Whilst it is important to remember these cases are rare, such coverage highlights that in most family units, quite correctly, fathers assume their DNA link to the children they are raising. Mostly, there is absolutely no reason to assume otherwise. But what can and should the law be doing to protect those fathers and children whose assumption is misplaced, based on misrepresentations by the mother?
These two cases throw up an interesting dichotomy as to the role of medical advancements in paternity cases. In the matter of the fraudulent IVF, medical advancements enabled the mother to commit PF by having a child without the knowledge or consent of the father. Whereas, medical progression enabled Mr Mason’s discovery of the PF through a diagnosis of Cystic Fibrosis eradicating any medical chance he could have children. Therefore, currently it appears that the law is playing catch-up and seemingly medicine and the law need to align to prevent PF.
Ultimately, both men feel let down by the law as to the lack of remedies available to them (and to the children, who are also victims of this fraudulent behaviour). This highlights the need for multi-faceted legal reform, not only in terms of trying to remedy PF after the fact, but also in terms of preventative measures.

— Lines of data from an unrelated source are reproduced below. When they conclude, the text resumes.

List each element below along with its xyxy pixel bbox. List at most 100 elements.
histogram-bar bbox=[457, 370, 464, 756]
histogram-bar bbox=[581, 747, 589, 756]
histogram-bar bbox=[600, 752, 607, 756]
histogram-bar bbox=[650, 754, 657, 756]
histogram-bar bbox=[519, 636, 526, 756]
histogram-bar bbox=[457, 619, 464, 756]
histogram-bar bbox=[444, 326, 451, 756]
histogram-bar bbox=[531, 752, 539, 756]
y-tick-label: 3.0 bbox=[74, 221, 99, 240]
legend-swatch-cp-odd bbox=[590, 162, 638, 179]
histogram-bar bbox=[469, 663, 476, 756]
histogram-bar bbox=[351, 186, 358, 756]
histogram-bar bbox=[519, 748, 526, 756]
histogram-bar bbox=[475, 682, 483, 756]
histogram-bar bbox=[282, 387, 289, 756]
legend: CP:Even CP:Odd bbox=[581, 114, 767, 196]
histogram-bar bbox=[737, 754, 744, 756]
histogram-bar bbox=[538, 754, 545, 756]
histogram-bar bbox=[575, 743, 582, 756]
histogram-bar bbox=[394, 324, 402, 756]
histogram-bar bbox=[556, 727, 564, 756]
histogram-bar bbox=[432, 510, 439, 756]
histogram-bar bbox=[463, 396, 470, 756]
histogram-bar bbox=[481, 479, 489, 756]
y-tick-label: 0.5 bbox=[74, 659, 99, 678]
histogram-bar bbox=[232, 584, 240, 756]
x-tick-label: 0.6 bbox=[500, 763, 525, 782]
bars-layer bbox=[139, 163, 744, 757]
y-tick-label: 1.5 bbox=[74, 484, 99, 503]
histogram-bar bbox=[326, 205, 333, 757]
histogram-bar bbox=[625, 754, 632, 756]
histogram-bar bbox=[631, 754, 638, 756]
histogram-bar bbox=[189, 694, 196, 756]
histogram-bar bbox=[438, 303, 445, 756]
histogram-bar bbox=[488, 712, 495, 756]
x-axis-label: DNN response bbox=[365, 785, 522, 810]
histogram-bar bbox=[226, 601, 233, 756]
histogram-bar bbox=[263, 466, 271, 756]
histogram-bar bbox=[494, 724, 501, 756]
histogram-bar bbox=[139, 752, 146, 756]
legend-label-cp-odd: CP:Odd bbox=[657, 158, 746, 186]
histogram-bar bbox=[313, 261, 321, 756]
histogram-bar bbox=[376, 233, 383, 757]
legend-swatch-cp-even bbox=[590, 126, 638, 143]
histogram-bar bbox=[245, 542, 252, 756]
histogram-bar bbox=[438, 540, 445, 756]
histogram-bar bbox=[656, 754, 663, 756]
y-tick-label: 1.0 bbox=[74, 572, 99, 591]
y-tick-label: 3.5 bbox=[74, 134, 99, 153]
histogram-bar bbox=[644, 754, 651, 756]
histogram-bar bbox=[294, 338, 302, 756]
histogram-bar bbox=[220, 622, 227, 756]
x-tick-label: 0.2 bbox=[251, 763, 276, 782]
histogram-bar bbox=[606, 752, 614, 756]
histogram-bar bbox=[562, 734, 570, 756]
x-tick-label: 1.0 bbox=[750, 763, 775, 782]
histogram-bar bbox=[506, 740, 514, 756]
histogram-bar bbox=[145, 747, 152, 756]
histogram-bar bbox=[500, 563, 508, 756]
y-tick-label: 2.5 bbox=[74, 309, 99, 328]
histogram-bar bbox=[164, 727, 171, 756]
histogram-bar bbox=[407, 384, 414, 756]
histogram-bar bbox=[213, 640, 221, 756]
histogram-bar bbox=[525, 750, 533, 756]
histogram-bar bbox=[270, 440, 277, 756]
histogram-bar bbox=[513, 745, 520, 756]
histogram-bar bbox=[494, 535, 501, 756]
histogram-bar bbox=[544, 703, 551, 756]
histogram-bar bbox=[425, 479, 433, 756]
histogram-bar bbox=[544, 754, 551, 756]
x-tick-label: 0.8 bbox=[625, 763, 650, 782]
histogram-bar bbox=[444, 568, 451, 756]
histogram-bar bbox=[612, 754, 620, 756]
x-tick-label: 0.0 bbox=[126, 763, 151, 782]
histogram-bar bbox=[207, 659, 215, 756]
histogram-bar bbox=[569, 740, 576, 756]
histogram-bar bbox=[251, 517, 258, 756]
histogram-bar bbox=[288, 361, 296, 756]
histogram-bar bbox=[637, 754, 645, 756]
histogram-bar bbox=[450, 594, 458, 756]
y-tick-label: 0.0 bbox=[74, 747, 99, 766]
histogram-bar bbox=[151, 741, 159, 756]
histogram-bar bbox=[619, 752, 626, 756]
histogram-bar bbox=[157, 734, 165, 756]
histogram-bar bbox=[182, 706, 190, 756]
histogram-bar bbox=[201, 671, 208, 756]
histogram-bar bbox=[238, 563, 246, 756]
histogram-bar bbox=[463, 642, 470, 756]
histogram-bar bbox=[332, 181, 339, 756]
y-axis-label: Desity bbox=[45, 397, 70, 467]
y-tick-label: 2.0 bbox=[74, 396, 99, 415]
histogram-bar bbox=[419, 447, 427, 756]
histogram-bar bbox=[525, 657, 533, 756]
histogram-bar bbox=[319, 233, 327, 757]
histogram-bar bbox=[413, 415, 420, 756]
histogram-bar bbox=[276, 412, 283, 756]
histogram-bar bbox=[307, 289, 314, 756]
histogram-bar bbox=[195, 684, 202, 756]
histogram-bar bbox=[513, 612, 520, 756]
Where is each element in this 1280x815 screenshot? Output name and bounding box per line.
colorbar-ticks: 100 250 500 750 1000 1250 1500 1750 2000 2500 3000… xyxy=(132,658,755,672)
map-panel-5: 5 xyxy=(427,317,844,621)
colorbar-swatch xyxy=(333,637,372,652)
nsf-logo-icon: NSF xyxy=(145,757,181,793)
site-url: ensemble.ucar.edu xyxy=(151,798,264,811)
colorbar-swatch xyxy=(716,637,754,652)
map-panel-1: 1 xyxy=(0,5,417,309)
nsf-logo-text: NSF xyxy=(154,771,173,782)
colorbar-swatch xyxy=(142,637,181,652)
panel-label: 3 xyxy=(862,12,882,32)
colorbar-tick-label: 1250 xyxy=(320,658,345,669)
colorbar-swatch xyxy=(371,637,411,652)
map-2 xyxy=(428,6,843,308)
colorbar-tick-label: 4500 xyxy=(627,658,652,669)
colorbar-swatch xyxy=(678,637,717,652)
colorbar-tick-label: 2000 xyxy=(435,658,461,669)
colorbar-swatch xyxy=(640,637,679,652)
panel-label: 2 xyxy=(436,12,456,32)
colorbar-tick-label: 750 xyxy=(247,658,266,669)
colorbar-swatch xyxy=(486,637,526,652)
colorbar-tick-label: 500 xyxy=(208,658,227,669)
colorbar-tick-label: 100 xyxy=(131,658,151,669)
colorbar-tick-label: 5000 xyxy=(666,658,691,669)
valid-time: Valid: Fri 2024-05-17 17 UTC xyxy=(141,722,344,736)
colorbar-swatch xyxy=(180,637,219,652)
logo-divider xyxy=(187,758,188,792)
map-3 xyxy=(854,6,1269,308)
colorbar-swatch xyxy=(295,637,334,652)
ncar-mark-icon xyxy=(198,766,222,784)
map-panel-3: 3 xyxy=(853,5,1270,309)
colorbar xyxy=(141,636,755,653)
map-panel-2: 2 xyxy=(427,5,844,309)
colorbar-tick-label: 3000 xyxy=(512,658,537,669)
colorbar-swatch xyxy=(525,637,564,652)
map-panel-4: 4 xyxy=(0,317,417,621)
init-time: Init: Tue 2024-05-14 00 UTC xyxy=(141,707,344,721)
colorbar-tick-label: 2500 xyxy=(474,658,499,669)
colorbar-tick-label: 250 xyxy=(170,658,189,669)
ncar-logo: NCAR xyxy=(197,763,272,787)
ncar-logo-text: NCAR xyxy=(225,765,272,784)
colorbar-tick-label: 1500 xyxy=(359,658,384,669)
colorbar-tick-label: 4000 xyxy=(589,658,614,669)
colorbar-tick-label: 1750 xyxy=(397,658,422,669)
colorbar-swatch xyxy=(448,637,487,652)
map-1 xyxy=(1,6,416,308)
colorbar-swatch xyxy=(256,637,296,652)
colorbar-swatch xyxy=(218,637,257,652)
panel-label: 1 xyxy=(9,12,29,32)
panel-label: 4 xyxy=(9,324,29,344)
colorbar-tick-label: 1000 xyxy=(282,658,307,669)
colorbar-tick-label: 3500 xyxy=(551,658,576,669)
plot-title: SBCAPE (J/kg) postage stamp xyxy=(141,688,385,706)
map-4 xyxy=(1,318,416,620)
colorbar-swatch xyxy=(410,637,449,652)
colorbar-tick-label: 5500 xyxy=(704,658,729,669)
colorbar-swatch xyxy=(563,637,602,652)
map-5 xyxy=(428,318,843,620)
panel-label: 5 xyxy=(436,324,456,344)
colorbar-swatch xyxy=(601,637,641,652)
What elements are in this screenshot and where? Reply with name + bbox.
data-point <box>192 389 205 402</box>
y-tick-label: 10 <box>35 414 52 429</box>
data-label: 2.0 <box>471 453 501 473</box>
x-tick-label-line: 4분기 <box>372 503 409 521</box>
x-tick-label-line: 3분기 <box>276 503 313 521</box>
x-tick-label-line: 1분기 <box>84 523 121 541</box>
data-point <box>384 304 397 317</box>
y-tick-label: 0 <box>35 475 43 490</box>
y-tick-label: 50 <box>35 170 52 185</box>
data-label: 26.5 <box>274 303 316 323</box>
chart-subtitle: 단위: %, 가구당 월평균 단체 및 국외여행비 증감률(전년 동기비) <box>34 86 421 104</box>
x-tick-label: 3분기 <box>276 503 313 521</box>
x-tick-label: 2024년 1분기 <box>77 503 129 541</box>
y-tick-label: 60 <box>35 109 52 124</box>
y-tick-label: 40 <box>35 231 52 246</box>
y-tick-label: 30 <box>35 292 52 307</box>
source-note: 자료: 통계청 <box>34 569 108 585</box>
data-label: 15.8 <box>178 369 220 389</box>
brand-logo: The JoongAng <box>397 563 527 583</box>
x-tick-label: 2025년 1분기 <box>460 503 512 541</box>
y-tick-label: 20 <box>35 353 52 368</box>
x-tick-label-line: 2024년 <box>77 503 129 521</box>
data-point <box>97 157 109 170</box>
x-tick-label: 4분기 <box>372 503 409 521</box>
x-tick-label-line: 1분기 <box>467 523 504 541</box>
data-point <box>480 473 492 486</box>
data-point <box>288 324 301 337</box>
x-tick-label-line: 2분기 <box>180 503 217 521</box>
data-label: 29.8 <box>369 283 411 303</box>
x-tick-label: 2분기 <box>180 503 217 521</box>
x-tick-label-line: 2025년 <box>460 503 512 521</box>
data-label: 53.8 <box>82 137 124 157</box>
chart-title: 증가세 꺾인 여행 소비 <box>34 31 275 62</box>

Currently PF claims are brought through the Civil Courts and if successful the Claimant will be awarded damages. However, damages can only be recovered to the extent that the Defendant has the funds to pay them.
If the claim is brought against the mother, as it was in Mr Mason’s case, there maybe limited funds for him to be compensated from (albeit, in this case the mother had more funds than the average person following her £4 million ward in their divorce settlement years earlier). This added to the injustice felt by Mr Mason, as that divorce settlement would have prioritised the needs of the parties’ children when dividing the matrimonial resources. Of course, those children were not Mr Mason’s, therefore it seems unjust that his divorce settlement was (quite correctly based on the information available to the parties at that time) determined in this way. However, this purely financial remedy cannot resolve the sense of loss that Mr Mason is experiencing and has likened to bereavement.
In the fraudulent IVF case, the man was able to bring a claim for damages against the IVF clinic who no doubt had greater resources to compensate him. Again, this financial compensation was unable to remedy the emotional and psychological trauma he experienced. As a result, he has called for PF to be classed as a criminal offence, which arguably has significant merit from a deterrent perspective.
A fundamental obstacle to widespread legal reform is that different courts take very different views on how best to tackle PF. No doubt, the Family Courts, inherently guided by the principle that the ‘welfare of the child is paramount’ struggle with the premise that years of Child Maintenance payments be repaid by the resident mother, despite her deceit, as this deprives the child(ren) of those financial resources. Likewise, the Family Court may be uncomfortable with the resident mother’s imprisonment under a new criminal offence of PF. Thus, depriving a child of their mother, when they have just seemingly lost their father as they knew him. Again, we see that currently, attempting to provide a remedy for the father through action against the mother, does not sufficiently protect the children.
It seems therefore that a legal reform strategy of ‘prevention as well as cure’ is needed. This could be promoted through easier access to DNA testing, diminishing the stigma attached to such requests for certainty by a potential father; a Declaration of Parentage/DNA test result becoming a standard requirement of the Child Maintenance Service assessment; and in cases of IVF, significant consideration must be given to the extent to which the Human Fertilisation and Embryology Authority divest powers of checks and balances, issues of consent and storage, to the clinics themselves, with external regulation being implemented.
It is easy to be unnerved by cases such as these, but as noted, they are rare, and in the vast majority of cases, DNA does not mean Do Not Assume.